Um silêncio desconfortável se estabeleceu entre as duas e se manteve até o momento em que entraram no carro. Antes que Marina pudesse girar a chave na ignição, Débora colocou a mão no seu braço e a chamou pelo nome, de uma maneira tão doce e suave que desarmou Marina completamente. Virou-se para ela sem saber o que esperar. Foi com total perplexidade que viu Débora aproximar o rosto. A mesma com que se deixou beijar, a princípio, com passividade. Quando o beijo se tornou mais e mais exigente, tateou em busca de um contato mais íntimo, da maneira ávida e ousada que lhe era usual. Surpreendeu-se de novo, não só por ter todos os avanços rechaçados, mas por Débora não se afastar nem parar de beijá-la. Apenas segurou e conteve as mãos de Marina, mantendo as carícias num limite comportado. Aquilo a deixou indignada. Bufou, irritadíssima:
– O que você tá querendo?
Débora a olhou profundamente ao afirmar:
– Te beijar.
Com uma sinceridade cristalina, que a fez compreender que não se tratava de uma provocação, afinal. A expressão de incredulidade nos olhos de Marina deu lugar a outra, tão fascinante quanto o jeito que ela confessou:
– Eu queria mais.
A despeito disso, Débora se manteve firme:
– Não estou pronta pra isso. – Fez uma pausa, antes de concluir: – Não precisa me levar, posso chamar um uber.

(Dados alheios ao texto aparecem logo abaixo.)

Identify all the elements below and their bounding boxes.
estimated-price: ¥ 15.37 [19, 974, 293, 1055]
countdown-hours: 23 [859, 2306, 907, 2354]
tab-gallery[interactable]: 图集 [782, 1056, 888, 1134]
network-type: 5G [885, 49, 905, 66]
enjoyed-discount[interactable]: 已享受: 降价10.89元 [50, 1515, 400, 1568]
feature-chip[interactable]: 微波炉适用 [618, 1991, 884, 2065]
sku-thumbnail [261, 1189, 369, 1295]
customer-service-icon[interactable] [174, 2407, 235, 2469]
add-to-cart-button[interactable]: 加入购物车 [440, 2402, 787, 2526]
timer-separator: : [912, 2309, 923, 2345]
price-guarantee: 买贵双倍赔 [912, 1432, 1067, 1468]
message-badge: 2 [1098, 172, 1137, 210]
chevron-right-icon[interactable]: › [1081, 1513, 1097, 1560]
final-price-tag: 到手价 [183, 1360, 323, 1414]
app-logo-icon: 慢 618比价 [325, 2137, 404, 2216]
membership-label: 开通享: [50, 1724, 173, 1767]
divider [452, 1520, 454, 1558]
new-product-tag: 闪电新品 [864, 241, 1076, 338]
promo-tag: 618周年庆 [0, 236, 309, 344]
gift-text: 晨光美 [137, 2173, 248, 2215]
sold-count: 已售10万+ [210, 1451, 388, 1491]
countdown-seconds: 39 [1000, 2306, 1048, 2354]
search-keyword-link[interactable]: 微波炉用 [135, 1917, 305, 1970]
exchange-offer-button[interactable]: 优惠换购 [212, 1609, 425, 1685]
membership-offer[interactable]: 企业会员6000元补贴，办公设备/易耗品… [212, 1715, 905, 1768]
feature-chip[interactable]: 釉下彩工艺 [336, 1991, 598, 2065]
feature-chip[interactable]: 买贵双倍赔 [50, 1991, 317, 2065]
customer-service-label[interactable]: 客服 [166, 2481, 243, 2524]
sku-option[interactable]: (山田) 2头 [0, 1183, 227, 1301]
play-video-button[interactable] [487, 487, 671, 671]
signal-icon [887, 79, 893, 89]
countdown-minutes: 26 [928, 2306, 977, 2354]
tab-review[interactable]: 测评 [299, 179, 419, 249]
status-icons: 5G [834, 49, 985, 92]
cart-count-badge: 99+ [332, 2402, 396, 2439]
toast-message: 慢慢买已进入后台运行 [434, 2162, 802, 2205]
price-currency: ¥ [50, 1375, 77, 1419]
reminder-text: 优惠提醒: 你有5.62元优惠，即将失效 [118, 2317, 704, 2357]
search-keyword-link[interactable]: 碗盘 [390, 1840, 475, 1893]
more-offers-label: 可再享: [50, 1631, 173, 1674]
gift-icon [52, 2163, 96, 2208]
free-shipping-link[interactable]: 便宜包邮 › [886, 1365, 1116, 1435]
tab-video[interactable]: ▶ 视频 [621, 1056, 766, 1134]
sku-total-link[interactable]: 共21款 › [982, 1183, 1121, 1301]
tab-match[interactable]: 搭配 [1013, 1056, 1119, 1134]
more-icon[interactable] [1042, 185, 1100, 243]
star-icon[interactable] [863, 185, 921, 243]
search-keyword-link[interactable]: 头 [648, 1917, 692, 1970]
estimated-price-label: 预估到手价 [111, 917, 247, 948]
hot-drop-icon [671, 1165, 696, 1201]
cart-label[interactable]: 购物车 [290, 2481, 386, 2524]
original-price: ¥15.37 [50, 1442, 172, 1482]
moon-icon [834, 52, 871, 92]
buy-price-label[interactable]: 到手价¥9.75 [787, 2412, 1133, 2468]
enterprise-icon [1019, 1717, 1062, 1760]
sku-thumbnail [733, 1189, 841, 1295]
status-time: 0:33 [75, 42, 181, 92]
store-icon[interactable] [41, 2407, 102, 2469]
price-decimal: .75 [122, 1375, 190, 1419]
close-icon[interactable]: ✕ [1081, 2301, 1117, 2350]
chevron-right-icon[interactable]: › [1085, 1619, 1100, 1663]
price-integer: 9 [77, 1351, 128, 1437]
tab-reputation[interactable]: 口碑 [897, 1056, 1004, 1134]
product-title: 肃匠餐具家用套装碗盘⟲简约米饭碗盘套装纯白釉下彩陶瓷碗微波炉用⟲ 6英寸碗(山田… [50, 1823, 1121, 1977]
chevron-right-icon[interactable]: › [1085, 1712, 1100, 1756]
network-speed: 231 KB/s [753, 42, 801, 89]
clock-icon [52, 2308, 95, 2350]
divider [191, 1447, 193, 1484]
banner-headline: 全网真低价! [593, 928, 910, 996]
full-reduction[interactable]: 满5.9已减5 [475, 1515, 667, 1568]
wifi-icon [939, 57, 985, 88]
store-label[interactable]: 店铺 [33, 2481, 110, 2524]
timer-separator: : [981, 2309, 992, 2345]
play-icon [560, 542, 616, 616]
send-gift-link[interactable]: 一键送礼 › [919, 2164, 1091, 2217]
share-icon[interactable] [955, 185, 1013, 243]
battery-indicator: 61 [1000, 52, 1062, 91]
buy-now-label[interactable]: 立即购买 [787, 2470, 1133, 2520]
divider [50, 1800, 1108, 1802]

Não houve hesitação por parte de Marina:
– Uma coisa não tem nada a ver com a outra. – Segurou seu rosto entre as mãos, roçou os lábios nos dela de leve, num último beijo repleto de carinho: – Vamos até onde você quiser. – Depois, se virou para o volante e completou, com um sorriso que Débora achou lindo: – É só me ensinar o caminho.